THE youngest jockey to ever win the Melbourne Cup was just 15 years old.
It was 1948 and it was the first time a photo finish was used in the race.
Rimfire, an 80-1 outsider, beat Dark Marne, just. Without the photo evidence the race could have easily gone to the other rider or ended in a dead heat.
Many punters still believe the result should have been reversed.
As the 70th anniversary of the ‘race that stops the nation’ approaches, Katherine resident Christine Currie looks back on her father’s historic win.
Ray Neville had placed second in the Caulfield Cup two weeks before the big race.
Rimfire’s jockey was re-positioned to ride the race favorite instead, and the trainer, Stan Boyden, was out of options.
Young Neville was picked to ride last minute. His previous win had not gone unnoticed, and he was small. It would have to do.
“There is no way they would put someone so young and unexperienced like my dad on an expensive horse like that today,” Ms Currie said.
“[Rimfire] was an 80 to one outsider. The jockeys thought it was a joke and the trainer was not placing any bets.
“He would tell us as kids that as he was coming round the last bend he just went for it. He thought he might just have a chance – he was as shocked as everybody else.”
Mr Neville won 25 pounds, enough for a new suit and a saddle, which was later stolen, and was presented with a whip and a cup.
That night he sat on a bench and had fish and chips for dinner – no grand celebration for the youngster in those days.
“It will never ever happen again, my dad was the youngest on record and most likely always will be,” Ms Currie said.
Mr Neville died suddenly in 2008, five weeks after his 60th birthday.
His funeral in Stawell, Victoria, about 230 kilometres from Melbourne, was well attended.

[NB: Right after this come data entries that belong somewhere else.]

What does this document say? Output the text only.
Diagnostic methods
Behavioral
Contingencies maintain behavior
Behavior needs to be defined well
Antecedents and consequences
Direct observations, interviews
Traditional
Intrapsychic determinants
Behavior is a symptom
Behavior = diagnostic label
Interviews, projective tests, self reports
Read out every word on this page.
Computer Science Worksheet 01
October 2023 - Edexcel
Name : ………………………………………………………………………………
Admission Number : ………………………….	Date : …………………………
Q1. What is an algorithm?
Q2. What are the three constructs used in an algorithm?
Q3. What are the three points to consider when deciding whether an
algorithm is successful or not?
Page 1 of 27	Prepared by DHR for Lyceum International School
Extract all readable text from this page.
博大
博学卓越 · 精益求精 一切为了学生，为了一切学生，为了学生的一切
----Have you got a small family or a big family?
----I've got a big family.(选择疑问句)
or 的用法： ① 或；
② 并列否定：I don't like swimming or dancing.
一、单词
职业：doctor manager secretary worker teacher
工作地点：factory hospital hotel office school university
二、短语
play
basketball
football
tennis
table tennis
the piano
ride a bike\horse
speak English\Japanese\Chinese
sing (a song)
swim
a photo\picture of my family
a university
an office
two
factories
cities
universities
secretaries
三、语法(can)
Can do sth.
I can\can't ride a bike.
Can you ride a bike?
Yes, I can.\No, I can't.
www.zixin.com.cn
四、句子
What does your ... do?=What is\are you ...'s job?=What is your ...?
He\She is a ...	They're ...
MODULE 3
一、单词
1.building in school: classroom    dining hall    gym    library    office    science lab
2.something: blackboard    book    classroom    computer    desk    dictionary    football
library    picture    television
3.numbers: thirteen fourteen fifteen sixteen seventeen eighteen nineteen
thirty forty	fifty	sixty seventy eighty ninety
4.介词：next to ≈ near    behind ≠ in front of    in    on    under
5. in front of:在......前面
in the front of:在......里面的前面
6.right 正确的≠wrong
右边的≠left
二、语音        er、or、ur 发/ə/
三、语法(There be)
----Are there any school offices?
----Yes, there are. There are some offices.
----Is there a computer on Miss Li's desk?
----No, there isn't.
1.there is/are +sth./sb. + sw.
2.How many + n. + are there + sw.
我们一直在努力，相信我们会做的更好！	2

“He was very well known... Victorian Racing Club representatives attended,” Ms Currie, Ms Currie moved to Katherine in 2015, said.
“Dad was a very humble man. He never bragged about his win. As a child growing up we knew dad had won a cup but we had no idea about the significance.
“But people knew who he was.”
Growing up in a struggling family in Victoria with 13 brothers and sisters, to then go on and achieve one of the greatest moments in Melbourne Cup racing history proves you can do anything, Ms Currie said.
“It doesn’t matter who you are or what your background is you can achieve anything, my dad is proof of this,” she said.
“He was told he was racing moments before the race began. He was young and nervous. He’d been in Melbourne for about six months.
“It goes to show what you can do.”
Mr Neville continued to ride until 1968 and worked in the racing world issuing barrier certificates well into his 50s.
“He did what he loved his whole life,” Ms Currie said.
The race holds much significance for Ms Currie and her family. They endevour to make the trip to the Melbourne Cup every year – and this year is no different.
“It is a time we all get together to remember dad. The race is one day before his birthday.
“It is something special to be there and feel just a bit of what my dad might have felt on the day.
“It is very nostalgic,” she said.
Mr Neville raced in the Melbourne Cup once. Six-year-old Rimfire was owned by Guy Raymond.